Mr. Chan and Mr. Han confirmed that they have met the independence criteria set out in Rule 3.13 of the Rules Governing the Listing of Securities on The Stock Exchange of Hong Kong Limited (the “Listing Rules”). Save as disclosed above, Mr. Chan and Mr. Han have confirmed that there are no other matters relating to their appointment that need to be brought to the attention of the shareholders of the Company, and there is no other information which is required to be disclosed pursuant to any requirements of Rule 13.51(2)(h) to (v) of the Listing Rules.

The Board would like to express its warmest welcome to Mr. Chan and Mr. Han to join the Board.

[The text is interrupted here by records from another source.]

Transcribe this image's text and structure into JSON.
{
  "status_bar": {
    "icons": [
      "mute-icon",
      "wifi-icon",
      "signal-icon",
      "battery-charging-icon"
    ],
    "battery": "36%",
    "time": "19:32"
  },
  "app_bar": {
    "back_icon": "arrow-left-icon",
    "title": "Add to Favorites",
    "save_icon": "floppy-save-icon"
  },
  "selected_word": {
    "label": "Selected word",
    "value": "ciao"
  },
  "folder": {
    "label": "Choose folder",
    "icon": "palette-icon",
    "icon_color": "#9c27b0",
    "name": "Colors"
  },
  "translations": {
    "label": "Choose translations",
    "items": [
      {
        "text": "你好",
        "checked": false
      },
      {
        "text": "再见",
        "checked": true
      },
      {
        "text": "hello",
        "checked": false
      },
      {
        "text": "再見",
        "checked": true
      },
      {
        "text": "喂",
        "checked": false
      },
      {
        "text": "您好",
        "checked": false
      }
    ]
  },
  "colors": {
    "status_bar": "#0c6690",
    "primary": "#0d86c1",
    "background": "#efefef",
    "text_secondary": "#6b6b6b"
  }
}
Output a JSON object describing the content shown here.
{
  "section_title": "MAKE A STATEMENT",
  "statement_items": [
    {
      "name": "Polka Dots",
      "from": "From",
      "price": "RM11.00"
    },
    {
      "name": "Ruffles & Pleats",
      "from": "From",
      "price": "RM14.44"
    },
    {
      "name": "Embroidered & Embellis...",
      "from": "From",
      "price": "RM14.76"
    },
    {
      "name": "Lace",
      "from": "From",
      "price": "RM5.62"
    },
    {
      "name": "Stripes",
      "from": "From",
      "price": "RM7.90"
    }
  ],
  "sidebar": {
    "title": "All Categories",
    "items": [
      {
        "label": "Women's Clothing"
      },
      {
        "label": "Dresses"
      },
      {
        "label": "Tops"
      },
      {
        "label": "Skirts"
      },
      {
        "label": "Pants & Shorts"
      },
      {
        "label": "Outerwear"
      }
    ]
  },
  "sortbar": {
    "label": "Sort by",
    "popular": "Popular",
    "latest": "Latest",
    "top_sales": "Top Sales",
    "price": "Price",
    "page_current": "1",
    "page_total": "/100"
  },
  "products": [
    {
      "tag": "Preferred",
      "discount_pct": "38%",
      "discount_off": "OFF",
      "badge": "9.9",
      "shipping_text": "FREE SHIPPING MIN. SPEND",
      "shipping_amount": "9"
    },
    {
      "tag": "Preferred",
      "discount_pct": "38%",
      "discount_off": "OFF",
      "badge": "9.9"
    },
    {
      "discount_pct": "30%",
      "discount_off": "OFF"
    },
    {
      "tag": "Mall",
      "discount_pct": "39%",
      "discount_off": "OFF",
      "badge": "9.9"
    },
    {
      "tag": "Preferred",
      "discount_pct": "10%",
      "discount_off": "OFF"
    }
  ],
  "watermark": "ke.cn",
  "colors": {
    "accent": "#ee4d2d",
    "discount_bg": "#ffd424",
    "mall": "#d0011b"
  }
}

By order of the Board China Baoli Technologies Holdings Limited Zhang Yi Chairman

Hong Kong, 18 August 2017

As at the date of this announcement, the executive Directors are Mr. Zhang Yi (Chairman), Ms. Chu Wei Ning (Chief Executive Officer), Mr. Yeung Chun Wai, Anthony and Mr. Wong King Shiu, Daniel; and the independent non-executive Directors are Mr. Chan Chi Yuen, Mr. Chan Kee Huen, Michael, Mr. Han Chunjian, Mr. Lee Chi Ming and Mr. Wong Hoi Kuen.